Complete step by step solution:
We know that, change in kinetic energy = change in potential energy = work done
This can also be represented as, $\Delta K.E = \Delta P.E = W$
Since, the block is in static position and after turning it again it will be in static position, so there will be change in its potential energy.
The mass of the rectangular block is given as $200kg$.
Initially, the block was laying on a horizontal floor on the sides l and b. After turning the block will lie on sides b and h. So, the new length will be at the center of the length, i.e. $\dfrac{l}{2}$ and the new height will be at centre of the height, i.e. $\dfrac{h}{2}$.

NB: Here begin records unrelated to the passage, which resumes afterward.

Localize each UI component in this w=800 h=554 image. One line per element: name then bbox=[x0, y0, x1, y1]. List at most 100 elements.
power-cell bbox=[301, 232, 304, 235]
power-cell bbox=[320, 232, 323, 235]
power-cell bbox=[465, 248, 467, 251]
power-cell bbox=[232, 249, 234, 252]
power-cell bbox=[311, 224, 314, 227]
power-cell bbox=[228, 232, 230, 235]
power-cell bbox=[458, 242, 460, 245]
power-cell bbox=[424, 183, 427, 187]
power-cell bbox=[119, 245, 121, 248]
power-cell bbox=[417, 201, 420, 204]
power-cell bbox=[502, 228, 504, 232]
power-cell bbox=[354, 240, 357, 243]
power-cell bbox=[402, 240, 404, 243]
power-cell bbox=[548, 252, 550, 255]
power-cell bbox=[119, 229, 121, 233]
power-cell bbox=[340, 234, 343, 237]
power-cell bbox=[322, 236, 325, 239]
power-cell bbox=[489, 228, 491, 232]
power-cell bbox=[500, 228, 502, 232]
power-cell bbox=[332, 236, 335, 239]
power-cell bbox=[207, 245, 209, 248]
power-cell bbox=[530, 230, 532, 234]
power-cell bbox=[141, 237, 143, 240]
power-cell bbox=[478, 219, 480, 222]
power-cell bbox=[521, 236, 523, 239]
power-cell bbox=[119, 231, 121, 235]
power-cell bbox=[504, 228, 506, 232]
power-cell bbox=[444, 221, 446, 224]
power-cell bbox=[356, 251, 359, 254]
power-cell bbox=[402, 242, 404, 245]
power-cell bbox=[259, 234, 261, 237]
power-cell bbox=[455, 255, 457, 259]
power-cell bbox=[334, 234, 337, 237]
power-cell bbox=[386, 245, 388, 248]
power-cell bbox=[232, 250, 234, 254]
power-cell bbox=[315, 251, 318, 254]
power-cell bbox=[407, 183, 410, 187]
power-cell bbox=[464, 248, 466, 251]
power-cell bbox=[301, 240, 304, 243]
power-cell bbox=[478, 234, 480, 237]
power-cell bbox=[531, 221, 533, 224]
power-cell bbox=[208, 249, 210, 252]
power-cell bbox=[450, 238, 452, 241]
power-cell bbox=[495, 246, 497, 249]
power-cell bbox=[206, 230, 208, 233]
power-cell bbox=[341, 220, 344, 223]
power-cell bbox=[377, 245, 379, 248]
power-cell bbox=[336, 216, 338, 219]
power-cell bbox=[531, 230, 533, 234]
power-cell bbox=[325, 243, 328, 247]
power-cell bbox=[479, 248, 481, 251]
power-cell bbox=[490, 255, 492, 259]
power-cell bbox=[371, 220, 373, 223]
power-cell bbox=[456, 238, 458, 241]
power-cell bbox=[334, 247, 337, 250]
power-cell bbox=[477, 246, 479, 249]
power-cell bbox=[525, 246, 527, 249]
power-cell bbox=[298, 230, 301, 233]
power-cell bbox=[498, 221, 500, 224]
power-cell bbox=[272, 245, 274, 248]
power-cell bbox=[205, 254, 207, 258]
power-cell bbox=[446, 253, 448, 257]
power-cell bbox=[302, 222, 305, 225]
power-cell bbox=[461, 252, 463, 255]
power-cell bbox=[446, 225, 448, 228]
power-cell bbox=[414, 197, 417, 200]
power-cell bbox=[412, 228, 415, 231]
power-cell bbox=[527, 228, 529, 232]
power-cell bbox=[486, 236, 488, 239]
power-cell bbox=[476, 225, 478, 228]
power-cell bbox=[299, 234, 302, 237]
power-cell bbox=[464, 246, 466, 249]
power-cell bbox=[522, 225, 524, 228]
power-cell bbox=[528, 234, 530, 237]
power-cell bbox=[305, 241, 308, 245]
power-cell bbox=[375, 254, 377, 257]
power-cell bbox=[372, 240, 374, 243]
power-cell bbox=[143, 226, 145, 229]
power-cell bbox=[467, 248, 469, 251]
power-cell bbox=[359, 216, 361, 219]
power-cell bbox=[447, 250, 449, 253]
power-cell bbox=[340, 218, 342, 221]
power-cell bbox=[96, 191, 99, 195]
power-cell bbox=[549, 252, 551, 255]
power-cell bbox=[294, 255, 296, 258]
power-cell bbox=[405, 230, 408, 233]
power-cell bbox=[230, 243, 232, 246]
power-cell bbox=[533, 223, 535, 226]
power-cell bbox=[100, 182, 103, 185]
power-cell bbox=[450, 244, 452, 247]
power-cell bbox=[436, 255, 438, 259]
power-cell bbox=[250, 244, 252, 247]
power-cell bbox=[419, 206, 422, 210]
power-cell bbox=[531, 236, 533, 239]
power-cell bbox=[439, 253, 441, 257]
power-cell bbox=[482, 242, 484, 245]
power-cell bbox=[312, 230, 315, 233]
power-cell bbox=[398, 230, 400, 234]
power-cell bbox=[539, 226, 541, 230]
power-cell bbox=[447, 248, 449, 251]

Now, using the relation of energy and work from step one we can write it as,
$W = \Delta P.E$
$\Rightarrow W = mg\dfrac{l}{2} - mg\dfrac{h}{2}$
$\Rightarrow W = mg\left( {\dfrac{l}{2} - \dfrac{h}{2}} \right)$
$\Rightarrow W = 200 \times 10\left( {\dfrac{2}{2} - \dfrac{{0.5}}{2}} \right)$
$\therefore W = 1500J$
Therefore, the required work done is $1500J$.

Hence, option (B), i.e. $1500J$ is the correct choice of the given question.

Note: Potential energy is the energy stored in a body while kinetic energy is the energy gained by a body due to its motion. Also, work done is the force required to displace a body. According to the question due to the force applied in turning the block the position is displaced and accordingly we need to take the respective height on which the mass of the block is concentrated.